Custerbrad Leon atmete schwer und zitterte. Er überlegte, ob er das Haus verlassen und fliehen sollte. Aber dann sagte er sich, dass dies keinen Sinn haben würde. Er wusste nicht, wohin er sich wenden sollte. Und jede Sekunde konnte das Unglück über die Stadt hereinbrechen. Nein, eine Flucht hatte keinen Zweck mehr. Dazu war es zu spät. Er konnte jetzt nur noch abwarten, was geschah - und hoffen, dass er selbst ohne Schaden das Unglück überstehen würde.
Custerbrad Leon war allein.
Und wartete.
2.
„Name?“
„Marcus Leon.“
„Angehörige?“
„Gattin Evelyne und Sohn Thomas.“
Der Inspektor notierte die Angaben auf einer Liste und blickte auf.
„Danke“, sagte er und kaute auf seiner Zigarre. „Sie nehmen bitte Maschine 14.“
„Wohin bringt man uns?“ fragte Marc.
„Keine Ahnung. Mir obliegt nur die Registrierung.“
Marc nickte dankend und setzte sich in Bewegung. Seine Frau und Thomas folgten ihm.
Maschine 14 stand am linken Rand des Landefeldes. Es war ein altes, verbeultes Düsenverkehrsflugzeug. Mit schweren Lastwagen waren sie hierher transportiert worden, gemeinsam mit vielen anderen Einwohnern der Stadt. Zusammengepfercht hatten sie im Laderaum des Wagens gestanden. Mehrere Stunden hatten sie so verbracht, während der Laster sie aus der Gefahrenzone fuhr. Hier, auf dem Flughafen, wurden sie registriert und dann einer bestimmten Maschine zugewiesen.
Sie erreichten die Gangway und betraten das Flugzeug. Eine Stewardess wies ihnen Plätze an. Marc war erleichtert und schnallte sich an. Neben ihm, am Fenster, saß seine Frau und blickte hinaus auf das Landefeld. Sie war sehr schweigsam, seit sie die Stadt verlassen hatten, ganz anders als sonst.
Eine Sitzreihe vor ihnen, ebenfalls am Fenster, saß Thomas, ihr neunzehnjähriger Sohn. Er war, wie seine Mutter, auffällig ruhig in den letzten Stunden gewesen.
Es dauerte nur wenige Minuten, bis die Maschine startete. Marc wurde zunehmend unruhiger. Wohin brachte man sie? Was würde mit ihnen geschehen, wenn der Meteor tatsächlich die Stadt verwüstete? Würde man sie entschädigen für das verlorengegangene Eigentum?

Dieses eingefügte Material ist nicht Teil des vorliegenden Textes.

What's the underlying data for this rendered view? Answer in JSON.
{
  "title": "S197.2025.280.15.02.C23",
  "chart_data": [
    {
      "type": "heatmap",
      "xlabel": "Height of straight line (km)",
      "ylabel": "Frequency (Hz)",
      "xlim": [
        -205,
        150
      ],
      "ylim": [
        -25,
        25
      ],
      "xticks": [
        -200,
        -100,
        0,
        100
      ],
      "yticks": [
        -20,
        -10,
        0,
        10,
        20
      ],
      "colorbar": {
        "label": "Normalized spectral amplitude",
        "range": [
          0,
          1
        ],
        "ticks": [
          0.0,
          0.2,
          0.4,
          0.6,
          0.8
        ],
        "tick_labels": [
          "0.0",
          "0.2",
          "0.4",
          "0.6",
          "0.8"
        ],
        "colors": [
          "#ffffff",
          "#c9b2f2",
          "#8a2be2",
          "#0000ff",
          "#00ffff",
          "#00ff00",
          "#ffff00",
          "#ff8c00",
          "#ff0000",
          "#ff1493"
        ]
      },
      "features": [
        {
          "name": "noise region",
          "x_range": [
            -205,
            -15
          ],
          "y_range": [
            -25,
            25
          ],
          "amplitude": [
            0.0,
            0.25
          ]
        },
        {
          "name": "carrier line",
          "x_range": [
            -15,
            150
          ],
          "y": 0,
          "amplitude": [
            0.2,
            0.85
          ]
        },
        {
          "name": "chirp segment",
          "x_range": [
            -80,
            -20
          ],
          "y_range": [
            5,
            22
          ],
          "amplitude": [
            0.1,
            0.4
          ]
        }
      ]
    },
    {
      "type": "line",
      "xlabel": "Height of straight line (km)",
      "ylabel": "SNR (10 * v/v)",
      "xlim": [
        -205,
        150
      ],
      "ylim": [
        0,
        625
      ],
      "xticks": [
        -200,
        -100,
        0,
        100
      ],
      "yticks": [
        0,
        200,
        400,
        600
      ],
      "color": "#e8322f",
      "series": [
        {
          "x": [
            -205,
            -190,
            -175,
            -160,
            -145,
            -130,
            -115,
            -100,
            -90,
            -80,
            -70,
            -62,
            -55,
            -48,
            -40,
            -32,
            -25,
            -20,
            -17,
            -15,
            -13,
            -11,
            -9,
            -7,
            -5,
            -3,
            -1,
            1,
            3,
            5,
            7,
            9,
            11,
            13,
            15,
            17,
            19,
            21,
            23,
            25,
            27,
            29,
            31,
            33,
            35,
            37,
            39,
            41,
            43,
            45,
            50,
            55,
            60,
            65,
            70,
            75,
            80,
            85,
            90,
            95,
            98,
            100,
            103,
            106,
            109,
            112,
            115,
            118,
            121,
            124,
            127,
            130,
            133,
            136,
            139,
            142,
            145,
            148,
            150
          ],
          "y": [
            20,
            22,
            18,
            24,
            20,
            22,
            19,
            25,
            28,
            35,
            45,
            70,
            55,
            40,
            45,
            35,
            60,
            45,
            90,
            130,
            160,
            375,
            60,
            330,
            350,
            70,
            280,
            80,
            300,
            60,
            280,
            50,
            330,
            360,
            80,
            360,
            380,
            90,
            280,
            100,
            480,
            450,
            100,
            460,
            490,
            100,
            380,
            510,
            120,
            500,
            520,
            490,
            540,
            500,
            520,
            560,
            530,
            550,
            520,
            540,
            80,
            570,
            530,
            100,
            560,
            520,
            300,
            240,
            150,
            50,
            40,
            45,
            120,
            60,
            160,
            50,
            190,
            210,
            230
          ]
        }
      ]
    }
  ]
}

Er seufzte. Die Antwort auf alle Fragen lag im ungewissen. Niemand konnte mit Sicherheit Voraussagen, wie die Ereignisse ablaufen würden.
Es knackte leise in dem kleinen Lautsprecher über ihren Köpfen, dann ertönte eine tiefe, ruhige Stimme. „Guten Abend, meine Damen und Herren! Hier spricht der Kapitän. Ich begrüße Sie an Bord und wünsche Ihnen einen angenehmen Flug. Wir werden etwa zwei Stunden in der Luft bleiben und dann in der Nähe der Wüste von Nevada landen. Dort werden Sie in Großraumtransporter umsteigen und in ein Ausweichquartier in der Wüste gebracht. Es handelt sich um einen unterirdischen Gebäudekomplex, der eigens für Katastrophenfälle gebaut wurde. Sie brauchen nicht zu befürchten, dass Sie dort etwa wie Tiere in Käfigen leben müssen. Im Gegenteil, soweit ich informiert bin, ist alles ziemlich großzügig angelegt und auf das Wohlergehen jedes einzelnen ausgerichtet. Aber das werden Sie selbst noch feststellen, wenn Sie angekommen sind. Bis dahin stehen Ihnen unsere Stewardessen zur Verfügung. Nochmals guten Flug!“
„Ich glaube ihm kein Wort!“ sagte ein älterer Herr einige Sitzreihen hinter Marc. „Die wollen uns verschaukeln!“
„Woher willst du das wissen?“ antwortete eine Frauenstimme. „Wenn wirklich so ein Riesenstein aus dem Weltraum auf unsere Stadt fällt, möchte ich so weit wie möglich davon entfernt sein.“
„Riesenstein! Aus dem Weltraum! Pah!“ Der Mann hustete. „Wer das glaubt, muss verrückt sein! Ich will dir mal was sagen, Martha. . .“ Er senkte seine Stimme zu einem Flüstern, so dass Marc ihn nicht mehr verstehen konnte.
Er wandte sich seiner Frau zu, die immer noch schweigend aus dem Fenster blickte.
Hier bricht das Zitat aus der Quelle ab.